Le contrat de vente fixait au 1er trimestre 2023 l’achèvement des travaux, et la date de livraison dans les deux mois de l’achèvement, soit au plus tard le 31 mai 2023.
Les parties ne s’accordent pas sur la date de livraison.
Se plaignant d’un retard de livraison, les époux [B] ont, par actes d’huissier en date des 16 et 17 mai 2024, assigné devant le tribunal judiciaire de Bobigny la SCCV Noisy Navier, la société Interconstruction et la société AFC Promotion pour demander :
— leur condamnation in solidum à payer la somme de 9 900 euros au titre du préjudice locatif ;
— leur condamnation in solidum à payer la somme de 9 905 euros au titre des frais intercalaires ;
— leur condamnation in solidum à payer la somme de 723 euros au titre des frais de conservation de leur mobilier ;
— leur condamnation in solidum à payer la somme de 10 000 euros au titre du préjudice moral ;
— leur condamnation in solidum à payer la somme de 5 000 euros en application des dispositions de l’article 700 du code de procédure civile, outre les dépens ;
— la capitalisation des intérêts ;
— l’exécution provisoire du jugement à intervenir.

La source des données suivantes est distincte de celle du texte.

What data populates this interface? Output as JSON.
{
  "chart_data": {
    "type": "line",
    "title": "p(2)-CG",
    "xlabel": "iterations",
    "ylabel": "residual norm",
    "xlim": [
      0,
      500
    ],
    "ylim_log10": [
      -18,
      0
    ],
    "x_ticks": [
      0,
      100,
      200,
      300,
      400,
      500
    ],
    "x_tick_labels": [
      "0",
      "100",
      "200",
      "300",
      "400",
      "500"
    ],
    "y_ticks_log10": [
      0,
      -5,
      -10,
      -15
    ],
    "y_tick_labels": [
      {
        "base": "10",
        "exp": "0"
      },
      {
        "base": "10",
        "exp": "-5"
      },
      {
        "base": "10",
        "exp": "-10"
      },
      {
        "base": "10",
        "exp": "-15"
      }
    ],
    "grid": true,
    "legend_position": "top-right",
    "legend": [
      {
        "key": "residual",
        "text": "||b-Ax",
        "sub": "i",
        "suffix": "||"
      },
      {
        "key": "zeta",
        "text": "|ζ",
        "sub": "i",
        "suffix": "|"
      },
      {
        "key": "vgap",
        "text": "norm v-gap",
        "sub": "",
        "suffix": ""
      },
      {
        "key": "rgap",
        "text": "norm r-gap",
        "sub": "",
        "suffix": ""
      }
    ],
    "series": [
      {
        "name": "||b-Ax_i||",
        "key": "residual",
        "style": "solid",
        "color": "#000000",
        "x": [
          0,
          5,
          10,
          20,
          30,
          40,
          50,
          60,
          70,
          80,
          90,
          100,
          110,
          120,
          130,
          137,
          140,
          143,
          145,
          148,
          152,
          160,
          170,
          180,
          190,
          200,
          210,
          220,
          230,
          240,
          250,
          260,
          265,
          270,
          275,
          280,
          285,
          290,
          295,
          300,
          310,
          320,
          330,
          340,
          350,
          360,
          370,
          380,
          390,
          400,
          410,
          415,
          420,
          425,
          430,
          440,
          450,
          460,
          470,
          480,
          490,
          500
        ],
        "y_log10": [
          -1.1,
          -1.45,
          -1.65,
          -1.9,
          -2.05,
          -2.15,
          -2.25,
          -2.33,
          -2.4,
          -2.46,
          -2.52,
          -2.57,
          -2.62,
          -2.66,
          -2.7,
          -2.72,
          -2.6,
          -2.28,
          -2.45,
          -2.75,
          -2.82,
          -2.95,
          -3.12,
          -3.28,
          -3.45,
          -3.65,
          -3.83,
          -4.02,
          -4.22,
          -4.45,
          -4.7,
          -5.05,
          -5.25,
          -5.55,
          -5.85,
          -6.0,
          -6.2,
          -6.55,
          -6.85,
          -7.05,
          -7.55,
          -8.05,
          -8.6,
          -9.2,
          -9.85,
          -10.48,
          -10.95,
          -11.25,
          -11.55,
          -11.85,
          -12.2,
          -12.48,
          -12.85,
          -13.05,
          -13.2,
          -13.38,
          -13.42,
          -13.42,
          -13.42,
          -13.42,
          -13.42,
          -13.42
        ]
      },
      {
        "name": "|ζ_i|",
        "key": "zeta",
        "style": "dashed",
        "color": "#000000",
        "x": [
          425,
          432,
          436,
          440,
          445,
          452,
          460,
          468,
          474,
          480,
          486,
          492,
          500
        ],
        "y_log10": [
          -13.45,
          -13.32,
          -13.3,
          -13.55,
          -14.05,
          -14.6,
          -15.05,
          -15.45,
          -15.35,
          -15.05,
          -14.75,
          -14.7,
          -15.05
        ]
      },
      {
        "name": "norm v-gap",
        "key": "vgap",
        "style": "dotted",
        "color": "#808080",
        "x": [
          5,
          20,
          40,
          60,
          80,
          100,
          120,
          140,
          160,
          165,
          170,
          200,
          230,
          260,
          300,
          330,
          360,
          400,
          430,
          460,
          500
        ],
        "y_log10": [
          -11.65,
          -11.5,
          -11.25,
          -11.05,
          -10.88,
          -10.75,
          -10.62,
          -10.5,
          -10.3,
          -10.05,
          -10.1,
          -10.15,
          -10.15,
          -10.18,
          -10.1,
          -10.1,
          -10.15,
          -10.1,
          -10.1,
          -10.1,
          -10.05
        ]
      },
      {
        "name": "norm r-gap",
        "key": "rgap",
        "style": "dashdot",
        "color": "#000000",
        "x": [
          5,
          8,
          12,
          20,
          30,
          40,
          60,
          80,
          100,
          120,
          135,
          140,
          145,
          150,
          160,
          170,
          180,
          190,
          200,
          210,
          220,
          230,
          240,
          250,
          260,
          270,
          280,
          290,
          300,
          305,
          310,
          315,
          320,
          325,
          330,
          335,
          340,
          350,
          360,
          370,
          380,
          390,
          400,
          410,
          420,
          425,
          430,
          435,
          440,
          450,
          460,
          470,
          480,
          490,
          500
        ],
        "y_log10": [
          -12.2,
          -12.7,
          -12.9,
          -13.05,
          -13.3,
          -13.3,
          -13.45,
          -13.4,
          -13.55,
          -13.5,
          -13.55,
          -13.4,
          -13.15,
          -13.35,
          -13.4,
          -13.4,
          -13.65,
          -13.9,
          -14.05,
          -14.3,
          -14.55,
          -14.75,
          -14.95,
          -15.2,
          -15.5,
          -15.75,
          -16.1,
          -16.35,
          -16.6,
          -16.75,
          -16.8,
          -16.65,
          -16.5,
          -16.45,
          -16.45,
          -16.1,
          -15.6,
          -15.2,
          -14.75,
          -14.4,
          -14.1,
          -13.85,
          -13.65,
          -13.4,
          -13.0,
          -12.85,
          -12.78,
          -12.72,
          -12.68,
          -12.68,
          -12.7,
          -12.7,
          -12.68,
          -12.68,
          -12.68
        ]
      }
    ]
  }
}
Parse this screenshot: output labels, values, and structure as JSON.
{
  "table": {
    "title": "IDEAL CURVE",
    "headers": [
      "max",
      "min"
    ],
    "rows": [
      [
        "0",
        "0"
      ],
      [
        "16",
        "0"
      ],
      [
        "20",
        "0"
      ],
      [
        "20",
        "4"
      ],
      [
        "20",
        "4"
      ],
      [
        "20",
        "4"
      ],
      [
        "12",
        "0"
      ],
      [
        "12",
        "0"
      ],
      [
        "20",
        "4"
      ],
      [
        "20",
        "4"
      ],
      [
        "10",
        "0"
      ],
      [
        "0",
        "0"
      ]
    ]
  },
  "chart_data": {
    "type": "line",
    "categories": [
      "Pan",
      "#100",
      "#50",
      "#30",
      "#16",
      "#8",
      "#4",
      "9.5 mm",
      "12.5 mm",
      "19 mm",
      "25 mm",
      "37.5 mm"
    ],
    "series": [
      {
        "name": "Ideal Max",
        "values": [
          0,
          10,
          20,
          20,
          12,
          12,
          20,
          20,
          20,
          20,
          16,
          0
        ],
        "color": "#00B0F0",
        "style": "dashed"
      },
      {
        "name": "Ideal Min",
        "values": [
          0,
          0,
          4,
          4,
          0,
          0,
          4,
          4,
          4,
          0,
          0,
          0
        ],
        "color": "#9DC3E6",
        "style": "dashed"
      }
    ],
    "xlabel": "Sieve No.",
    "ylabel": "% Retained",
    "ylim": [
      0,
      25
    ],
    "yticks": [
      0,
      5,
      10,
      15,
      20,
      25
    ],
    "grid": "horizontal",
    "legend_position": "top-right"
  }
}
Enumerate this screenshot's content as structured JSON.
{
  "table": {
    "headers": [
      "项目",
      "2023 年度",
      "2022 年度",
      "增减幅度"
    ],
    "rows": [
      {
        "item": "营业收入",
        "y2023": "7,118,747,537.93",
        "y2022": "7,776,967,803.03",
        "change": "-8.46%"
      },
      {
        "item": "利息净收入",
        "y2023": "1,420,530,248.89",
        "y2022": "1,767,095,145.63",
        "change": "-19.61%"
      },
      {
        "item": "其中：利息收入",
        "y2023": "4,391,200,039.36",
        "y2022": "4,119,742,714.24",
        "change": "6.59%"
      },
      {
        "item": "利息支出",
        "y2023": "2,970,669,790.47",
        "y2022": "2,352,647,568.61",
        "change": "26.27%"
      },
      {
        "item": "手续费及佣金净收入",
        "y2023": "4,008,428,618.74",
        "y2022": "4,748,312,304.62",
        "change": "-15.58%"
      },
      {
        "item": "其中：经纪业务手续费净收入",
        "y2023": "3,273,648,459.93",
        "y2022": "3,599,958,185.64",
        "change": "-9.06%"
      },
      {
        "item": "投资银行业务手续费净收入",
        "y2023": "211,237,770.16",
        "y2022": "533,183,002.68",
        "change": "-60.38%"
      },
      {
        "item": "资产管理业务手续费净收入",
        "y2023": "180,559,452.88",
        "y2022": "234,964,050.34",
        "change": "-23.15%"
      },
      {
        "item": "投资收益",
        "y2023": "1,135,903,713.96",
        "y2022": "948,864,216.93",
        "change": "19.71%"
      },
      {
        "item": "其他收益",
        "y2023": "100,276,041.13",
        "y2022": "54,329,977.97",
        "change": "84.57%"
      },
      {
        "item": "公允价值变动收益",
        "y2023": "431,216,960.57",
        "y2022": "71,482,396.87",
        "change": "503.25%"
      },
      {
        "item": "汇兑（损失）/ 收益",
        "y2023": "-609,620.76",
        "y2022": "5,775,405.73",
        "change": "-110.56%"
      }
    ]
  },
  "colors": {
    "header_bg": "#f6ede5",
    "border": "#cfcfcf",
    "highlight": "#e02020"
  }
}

Dans leurs dernières conclusions notifiées par voie électronique le 26 janvier 2025, la SCCV Noisy Navier, la société Interconstruction, la société AFC Promotion et la SCP CBF Associés en qualité d’administrateur de la société AFC Promotion, intervenante volontaire, demandent au tribunal de :
— déclarer irrecevables les demandes de condamnation de la société AFC Promotion, actuellement en redressement judiciaire ;
— débouter les demandeurs de leurs prétentions ;
— à titre subsidiaire, réduire leur montant ;
— condamner in solidum les époux [B] à payer la somme de 5 000 euros en application des dispositions de l’article 700 du code de procédure civile, outre les dépens.
Pour un plus ample exposé des faits, moyens et prétentions des parties, il est renvoyé aux écritures visées ci-dessus conformément aux dispositions de l’article 455 du code de procédure civile.
L’ordonnance de clôture est intervenue le 2 avril 2025.
L’affaire a été inscrite au rôle de l’audience du 12 juin 2025, où elle a été appelée.
Sur quoi elle a été mise en délibéré au 1er septembre 2025 afin qu’y soit rendue la présente décision.
MOTIFS DE LA DECISION
A titre liminaire, l’intervention volontaire de la SCP CBF Associés en qualité d’administrateur de la société AFC Promotion sera déclarée recevable, conformément aux articles 325 et suivants du code de procédure civile.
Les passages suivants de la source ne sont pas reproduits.